The Dead Internet Theory is no longer a theory. As of 2024, automated systems account for 51% of all web traffic, AI-generated content appears in 74% of newly published web pages, and AI-written articles have surpassed human-written work in volume. The internet is still online—but the humans who once filled it are increasingly outnumbered.
What Is the Dead Internet Theory?
The Dead Internet Theory posits that most online content—social media posts, forum replies, comment sections, blog articles—is generated by bots and AI systems rather than real people, with authentic human interaction having been quietly displaced. What was originally a fringe conspiracy now maps neatly onto measurable infrastructure trends.
The theory’s canonical form appeared in a 2021 post on Agora Road’s Macintosh Cafe by a user called “IlluminatiPirate,” who argued that the internet had been overtaken by automated content since approximately 2016–2017. At the time, the claim was treated as paranoid speculation. Enthusiasts circulated the manifesto across subreddits and tech forums, but it remained on the outer edges of discourse.
By 2025, it had moved to the center. Linguist Adam Aleksic, speaking to Time, stated that the theory “used to be a lunatic fringe conspiracy theory, but it’s looking a lot more real.” A February 2025 academic survey published in the Asian Journal of Research in Computer Science formally examined the theory’s claims, concluding that the “commodification of content consumption for revenue has taken precedence over meaningful human connectivity.”1
The Numbers Don’t Lie
Three data points define the current state of the internet’s authenticity crisis.
Automated traffic has crossed 51%. Imperva’s 2025 Bad Bot Report—based on analysis of trillions of requests across thousands of domains—found that for the first time in a decade, automated traffic (bots, scrapers, AI agents) exceeded human traffic, accounting for 51% of all web traffic in 2024.2 Bad bots specifically—those designed for scraping, fraud, and manipulation—now account for 37% of all traffic, up from just over 30% in 2023. The report attributes the acceleration largely to generative AI making bot development accessible without technical expertise.

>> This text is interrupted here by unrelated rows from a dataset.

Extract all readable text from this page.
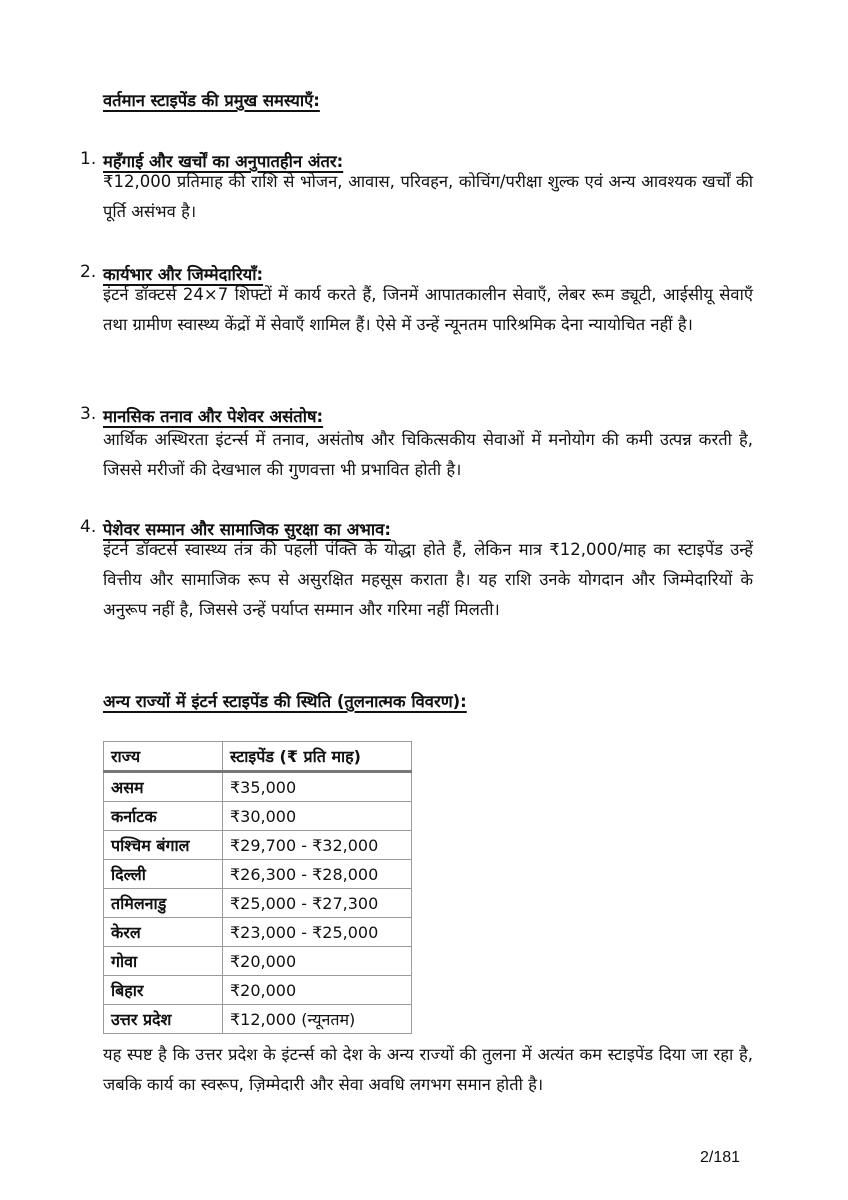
वर्तमान स्टाइपेंड की प्रमुख समस्याएँ:
1. महँगाई और खर्चों का अनुपातहीन अंतर:
₹12,000 प्रतिमाह की राशि से भोजन, आवास, परिवहन, कोचिंग/परीक्षा शुल्क एवं अन्य आवश्यक खर्चों की पूर्ति असंभव है।
2. कार्यभार और जिम्मेदारियाँ:
इंटर्न डॉक्टर्स 24×7 शिफ्टों में कार्य करते हैं, जिनमें आपातकालीन सेवाएँ, लेबर रूम ड्यूटी, आईसीयू सेवाएँ तथा ग्रामीण स्वास्थ्य केंद्रों में सेवाएँ शामिल हैं। ऐसे में उन्हें न्यूनतम पारिश्रमिक देना न्यायोचित नहीं है।
3. मानसिक तनाव और पेशेवर असंतोष:
आर्थिक अस्थिरता इंटर्न्स में तनाव, असंतोष और चिकित्सकीय सेवाओं में मनोयोग की कमी उत्पन्न करती है, जिससे मरीजों की देखभाल की गुणवत्ता भी प्रभावित होती है।
4. पेशेवर सम्मान और सामाजिक सुरक्षा का अभाव:
इंटर्न डॉक्टर्स स्वास्थ्य तंत्र की पहली पंक्ति के योद्धा होते हैं, लेकिन मात्र ₹12,000/माह का स्टाइपेंड उन्हें वित्तीय और सामाजिक रूप से असुरक्षित महसूस कराता है। यह राशि उनके योगदान और जिम्मेदारियों के अनुरूप नहीं है, जिससे उन्हें पर्याप्त सम्मान और गरिमा नहीं मिलती।
अन्य राज्यों में इंटर्न स्टाइपेंड की स्थिति (तुलनात्मक विवरण):
राज्य	स्टाइपेंड (₹ प्रति माह)
असम	₹35,000
कर्नाटक	₹30,000
पश्चिम बंगाल	₹29,700 - ₹32,000
दिल्ली	₹26,300 - ₹28,000
तमिलनाडु	₹25,000 - ₹27,300
केरल	₹23,000 - ₹25,000
गोवा	₹20,000
बिहार	₹20,000
उत्तर प्रदेश	₹12,000 (न्यूनतम)
यह स्पष्ट है कि उत्तर प्रदेश के इंटर्न्स को देश के अन्य राज्यों की तुलना में अत्यंत कम स्टाइपेंड दिया जा रहा है, जबकि कार्य का स्वरूप, ज़िम्मेदारी और सेवा अवधि लगभग समान होती है।
2/181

74% of new web pages contain AI-generated content. Ahrefs analyzed 900,000 newly published web pages in April 2025 using AI content detection tools and found that 74.2% contained AI-generated content.3 Only 2.5% were classified as “pure AI” with no human editing, while 71.7% represented human-AI hybrid work. Among 879 content marketers surveyed in the same study, 87% admitted using AI to create or assist in content creation.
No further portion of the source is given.